Diabetes is a disease caused by a breakdown in glucose metabolism, resulting in abnormal blood glucose fluctuations. Traditional therapies involve external insulin injection in response to elevated blood glucose to substitute the role of the pancreatic beta cells in healthy individuals. Limitations such as delays in external insulin action and the risk of hypoglycaemia, still have to be resolved to achieve optimal glycaemic control. Recently, bioelectronic medicine has emerged as a powerful strategy for treating diseases by electrical interfacing with peripheral nerves and organs. Incorporating bioelectronic technology in diabetes will enable improved computation of the insulin doses in anticipation and response to meals, therefore providing increased autonomy, and a reduction in diabetes-associated complications.

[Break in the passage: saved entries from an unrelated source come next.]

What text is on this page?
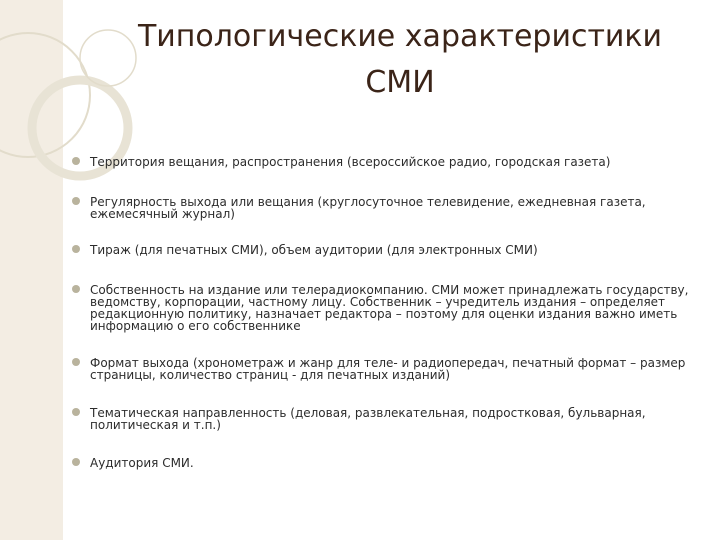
Типологические характеристики
СМИ
Территория вещания, распространения (всероссийское радио, городская газета)
Регулярность выхода или вещания (круглосуточное телевидение, ежедневная газета, ежемесячный журнал)
Тираж (для печатных СМИ), объем аудитории (для электронных СМИ)
Собственность на издание или телерадиокомпанию. СМИ может принадлежать государству, ведомству, корпорации, частному лицу. Собственник – учредитель издания – определяет редакционную политику, назначает редактора – поэтому для оценки издания важно иметь информацию о его собственнике
Формат выхода (хронометраж и жанр для теле- и радиопередач, печатный формат – размер страницы, количество страниц - для печатных изданий)
Тематическая направленность (деловая, развлекательная, подростковая, бульварная, политическая и т.п.)
Аудитория СМИ.
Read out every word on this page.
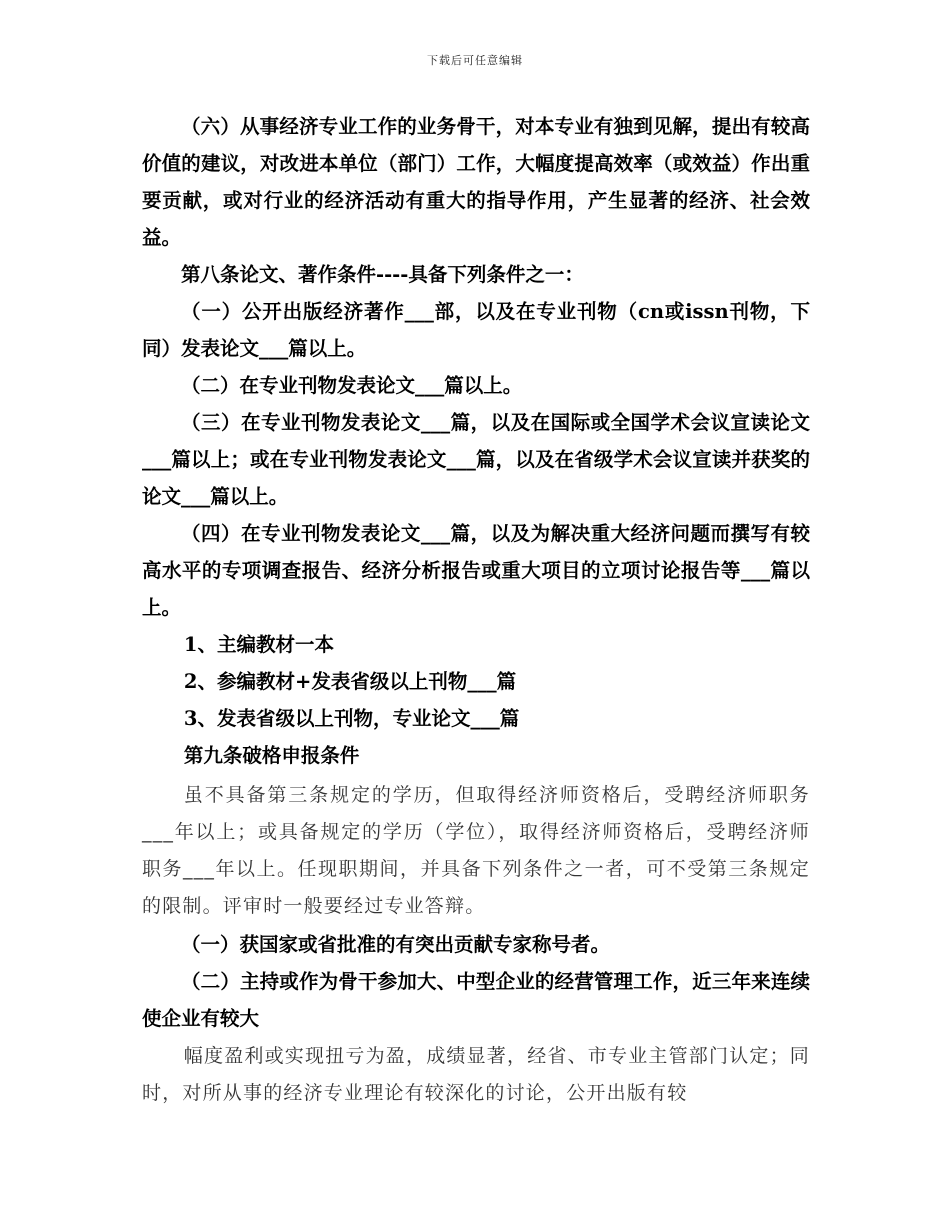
下载后可任意编辑

（六）从事经济专业工作的业务骨干，对本专业有独到见解，提出有较高价值的建议，对改进本单位（部门）工作，大幅度提高效率（或效益）作出重要贡献，或对行业的经济活动有重大的指导作用，产生显著的经济、社会效益。

第八条论文、著作条件----具备下列条件之一：

（一）公开出版经济著作___部，以及在专业刊物（cn或issn刊物，下同）发表论文___篇以上。

（二）在专业刊物发表论文___篇以上。

（三）在专业刊物发表论文___篇，以及在国际或全国学术会议宣读论文___篇以上；或在专业刊物发表论文___篇，以及在省级学术会议宣读并获奖的论文___篇以上。

（四）在专业刊物发表论文___篇，以及为解决重大经济问题而撰写有较高水平的专项调查报告、经济分析报告或重大项目的立项讨论报告等___篇以上。

1、主编教材一本

2、参编教材+发表省级以上刊物___篇

3、发表省级以上刊物，专业论文___篇

第九条破格申报条件

虽不具备第三条规定的学历，但取得经济师资格后，受聘经济师职务___年以上；或具备规定的学历（学位），取得经济师资格后，受聘经济师职务___年以上。任现职期间，并具备下列条件之一者，可不受第三条规定的限制。评审时一般要经过专业答辩。

（一）获国家或省批准的有突出贡献专家称号者。

（二）主持或作为骨干参加大、中型企业的经营管理工作，近三年来连续使企业有较大

幅度盈利或实现扭亏为盈，成绩显著，经省、市专业主管部门认定；同时，对所从事的经济专业理论有较深化的讨论，公开出版有较
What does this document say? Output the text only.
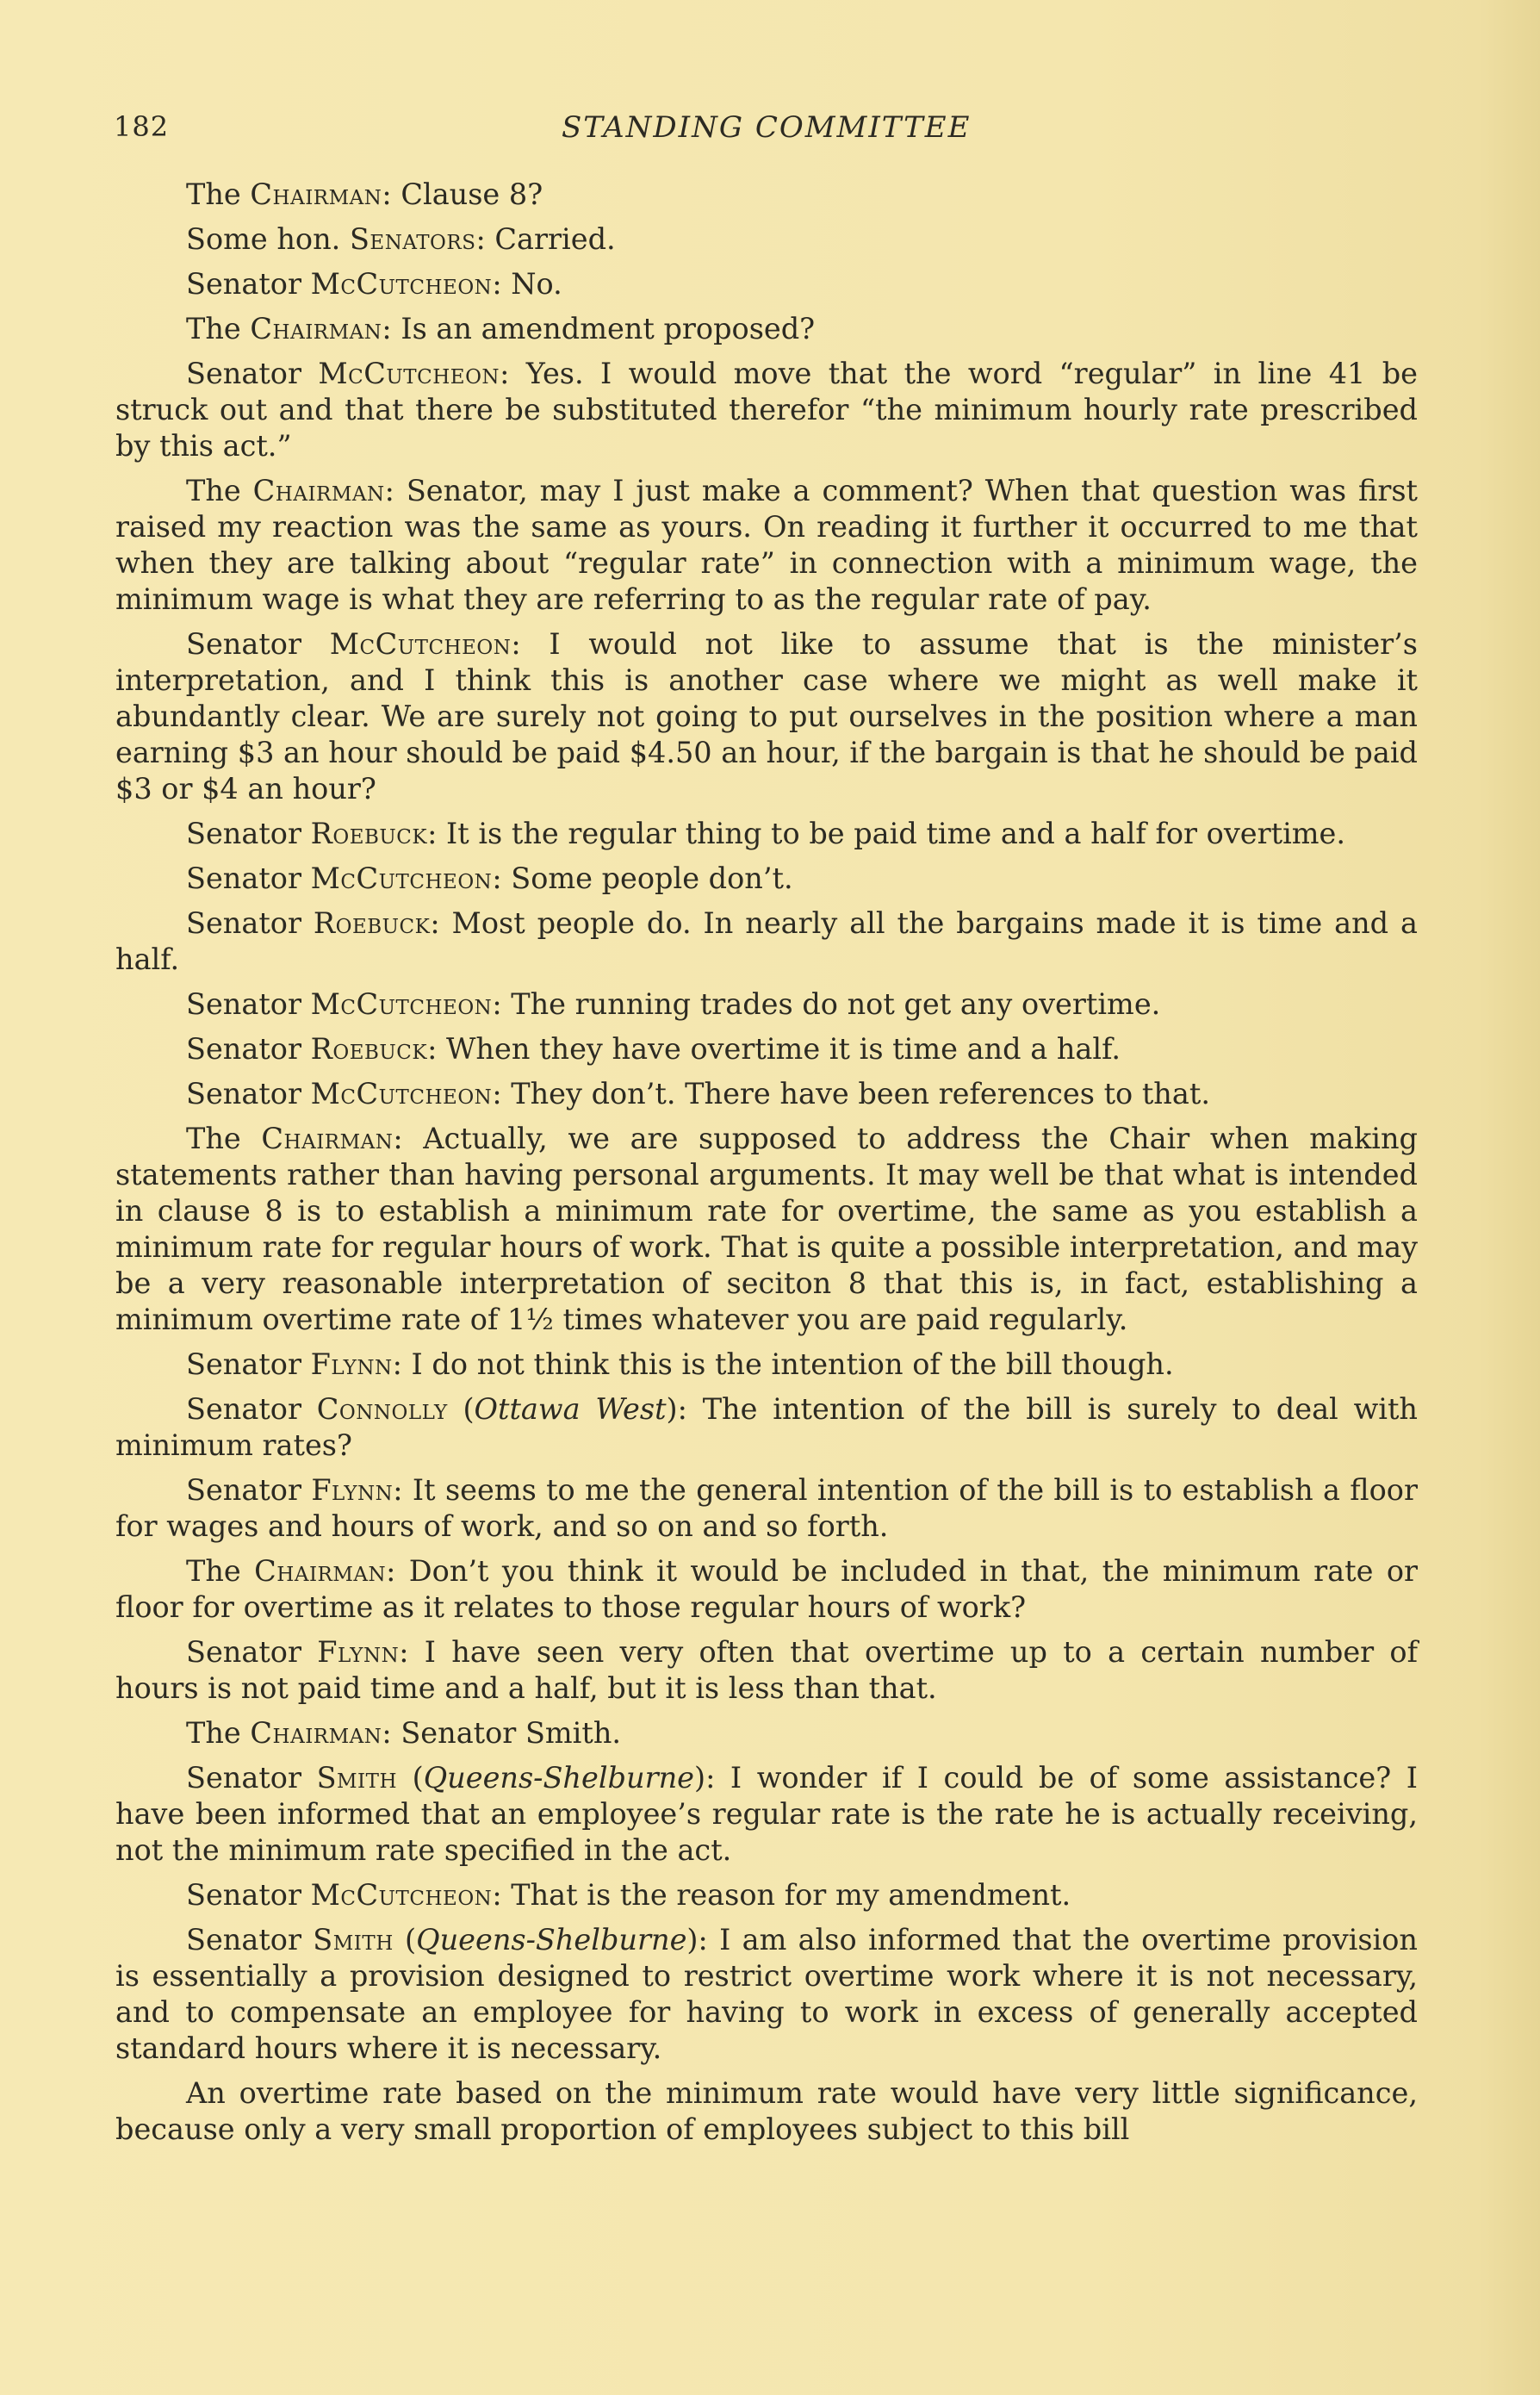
182	STANDING COMMITTEE

The Chairman: Clause 8?

Some hon. Senators: Carried.

Senator McCutcheon: No.

The Chairman: Is an amendment proposed?

Senator McCutcheon: Yes. I would move that the word “regular” in line 41 be struck out and that there be substituted therefor “the minimum hourly rate prescribed by this act.”

The Chairman: Senator, may I just make a comment? When that question was first raised my reaction was the same as yours. On reading it further it occurred to me that when they are talking about “regular rate” in connection with a minimum wage, the minimum wage is what they are referring to as the regular rate of pay.

Senator McCutcheon: I would not like to assume that is the minister’s interpretation, and I think this is another case where we might as well make it abundantly clear. We are surely not going to put ourselves in the position where a man earning $3 an hour should be paid $4.50 an hour, if the bargain is that he should be paid $3 or $4 an hour?

Senator Roebuck: It is the regular thing to be paid time and a half for overtime.

Senator McCutcheon: Some people don’t.

Senator Roebuck: Most people do. In nearly all the bargains made it is time and a half.

Senator McCutcheon: The running trades do not get any overtime.

Senator Roebuck: When they have overtime it is time and a half.

Senator McCutcheon: They don’t. There have been references to that.

The Chairman: Actually, we are supposed to address the Chair when making statements rather than having personal arguments. It may well be that what is intended in clause 8 is to establish a minimum rate for overtime, the same as you establish a minimum rate for regular hours of work. That is quite a possible interpretation, and may be a very reasonable interpretation of seciton 8 that this is, in fact, establishing a minimum overtime rate of 1½ times whatever you are paid regularly.

Senator Flynn: I do not think this is the intention of the bill though.

Senator Connolly (Ottawa West): The intention of the bill is surely to deal with minimum rates?

Senator Flynn: It seems to me the general intention of the bill is to establish a floor for wages and hours of work, and so on and so forth.

The Chairman: Don’t you think it would be included in that, the minimum rate or floor for overtime as it relates to those regular hours of work?

Senator Flynn: I have seen very often that overtime up to a certain number of hours is not paid time and a half, but it is less than that.

The Chairman: Senator Smith.

Senator Smith (Queens-Shelburne): I wonder if I could be of some assistance? I have been informed that an employee’s regular rate is the rate he is actually receiving, not the minimum rate specified in the act.

Senator McCutcheon: That is the reason for my amendment.

Senator Smith (Queens-Shelburne): I am also informed that the overtime provision is essentially a provision designed to restrict overtime work where it is not necessary, and to compensate an employee for having to work in excess of generally accepted standard hours where it is necessary.

An overtime rate based on the minimum rate would have very little significance, because only a very small proportion of employees subject to this bill
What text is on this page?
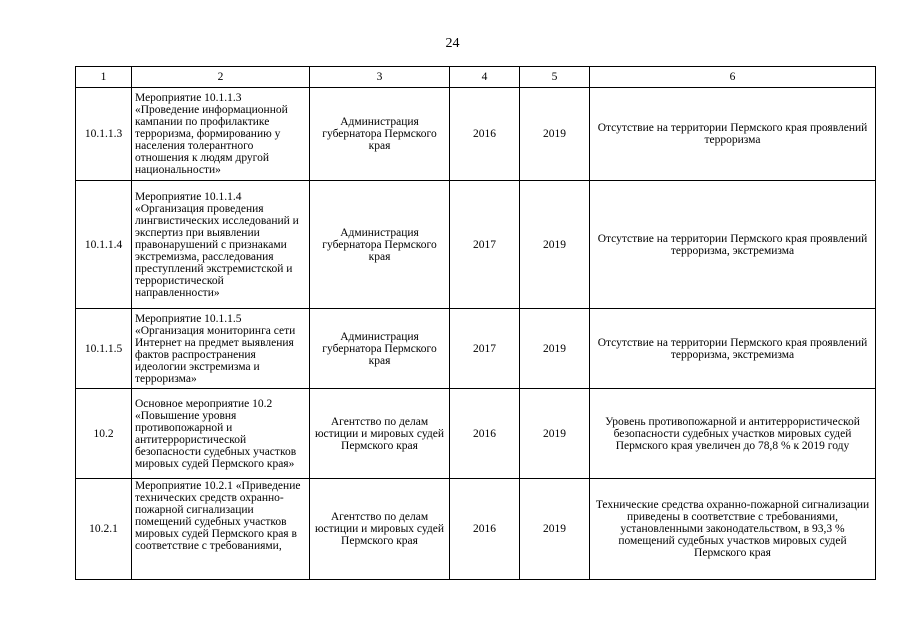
24
1	2	3	4	5	6
10.1.1.3	Мероприятие 10.1.1.3 «Проведение информационной кампании по профилактике терроризма, формированию у населения толерантного отношения к людям другой национальности»	Администрация губернатора Пермского края	2016	2019	Отсутствие на территории Пермского края проявлений терроризма
10.1.1.4	Мероприятие 10.1.1.4 «Организация проведения лингвистических исследований и экспертиз при выявлении правонарушений с признаками экстремизма, расследования преступлений экстремистской и террористической направленности»	Администрация губернатора Пермского края	2017	2019	Отсутствие на территории Пермского края проявлений терроризма, экстремизма
10.1.1.5	Мероприятие 10.1.1.5 «Организация мониторинга сети Интернет на предмет выявления фактов распространения идеологии экстремизма и терроризма»	Администрация губернатора Пермского края	2017	2019	Отсутствие на территории Пермского края проявлений терроризма, экстремизма
10.2	Основное мероприятие 10.2 «Повышение уровня противопожарной и антитеррористической безопасности судебных участков мировых судей Пермского края»	Агентство по делам юстиции и мировых судей Пермского края	2016	2019	Уровень противопожарной и антитеррористической безопасности судебных участков мировых судей Пермского края увеличен до 78,8 % к 2019 году
10.2.1	Мероприятие 10.2.1 «Приведение технических средств охранно-пожарной сигнализации помещений судебных участков мировых судей Пермского края в соответствие с требованиями,	Агентство по делам юстиции и мировых судей Пермского края	2016	2019	Технические средства охранно-пожарной сигнализации приведены в соответствие с требованиями, установленными законодательством, в 93,3 % помещений судебных участков мировых судей Пермского края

During my PhD studies, I developed and validated a computational framework for studying the neuro- metabolic interactions in rodent models. Results from this computational model inspired me to focus my postdoctoral studies on the development of a revolutionary pharmacological neuromodulation system for automated closed-loop control of patients with diabetes. This system will combine blood glucose measurements and neural signals decoded from peripheral nerves to determine the optimal insulin dose and the characteristics of the electrical stimulation to modulate glucose metabolism as desired. To successfully develop this technology, I aim to strengthen my knowledge in neurotechnology hardware and signal processing, which complements my background in modelling established during my PhD. Within the timeframe of the Fellowship, I expect to accomplish three main objectives:
1) To develop a new generation of safe and minimally invasive implantable devices that enable high-resolution stimulation/recording of peripheral nerves and organs, such as pancreas and liver, to modulate their metabolic function.
2) To quantitatively assess the impact of the electrical stimulation parameters on improving metabolic control.
3) To define an efficient electrophysiology analysis protocol that allows interpreting the neural signals
corresponding to the activity of target organs during meal intake.

The work planned for the duration of this Fellowship will enable the integration of the developed neural hardware and algorithms into a closed-loop platform that improves glycemic control in diabetes. It is my research vision and ambition to address one of the greatest challenges of medicine.